An ancient "wildebeest" shared a bizarre feature with herd dinosaurs that lived tens of millions of years before it, say scientists.

Both were equipped with a nasal "trumpet" that may have allowed them to communicate with other members of their species over long distances.

In the case of the wildebeest-like mammal Rusingoryx atopocranion, its dome-shaped nose cavity is thought to have generated a very low near-infrasound voice.

The deep-throated calls might have been below the hearing threshold of potential predators, thereby helping the animals avoid discovery.

Little-known Rusingoryx lived in the late Pleistocene era that extended from around 126,000 to 11,700 years ago.

Scientists were astonished when they examined several intact skulls of the hoofed beasts recovered from Rusinga Island on Lake Victoria, Kenya.

Haley O'Brien, a member of the team from Ohio University in the US, said: "The nasal dome is a completely new structure for mammals - it doesn't look like anything you could see in an animal that's alive today.

"The closest example would be hadrosaur dinosaurs with half-circle shaped crests that enclose the nasal passages themselves."

Hadrosaurs, sometimes called the "cows of the Cretaceous", were plant-eating "duck-billed" dinosaurs that were common around the world 70 million years ago.

They are thought to have lived in large herds - like modern wildebeest - and some species may have produced loud trumpeting calls using their huge hollow head crests.

CT scans of the Rusingoryx nasal domes dashed the scientists' initial theory that they might have been involved in heat regulation.

Instead their inner structure revealed expanded nasal passages, similar to those of hadrosaurs.

Both mammal and reptile had evolved the same kind of vocal apparatus in a striking example of convergent evolution - the coincidental appearance of similar physical features in unrelated species.

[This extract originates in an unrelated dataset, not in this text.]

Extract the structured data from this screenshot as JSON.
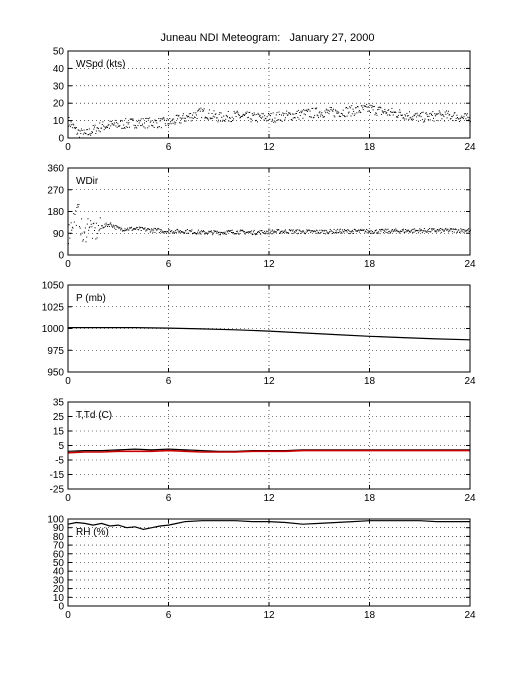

Ms O'Brien added: "Vocalisations can alert predators, and moving their calls into a new frequency could have made communication safer.

"On top of this, we know that both Rusingoryx and hadrosaurs were consummate herbivores, each having their own highly specialised teeth. Their respective, remarkable dental specialisations may have initiated changes in the lower jaw and cheek bones that ultimately led to the type of modification we see in the derived, crest-bearing forms."

The findings are reported in the journal Current Biology.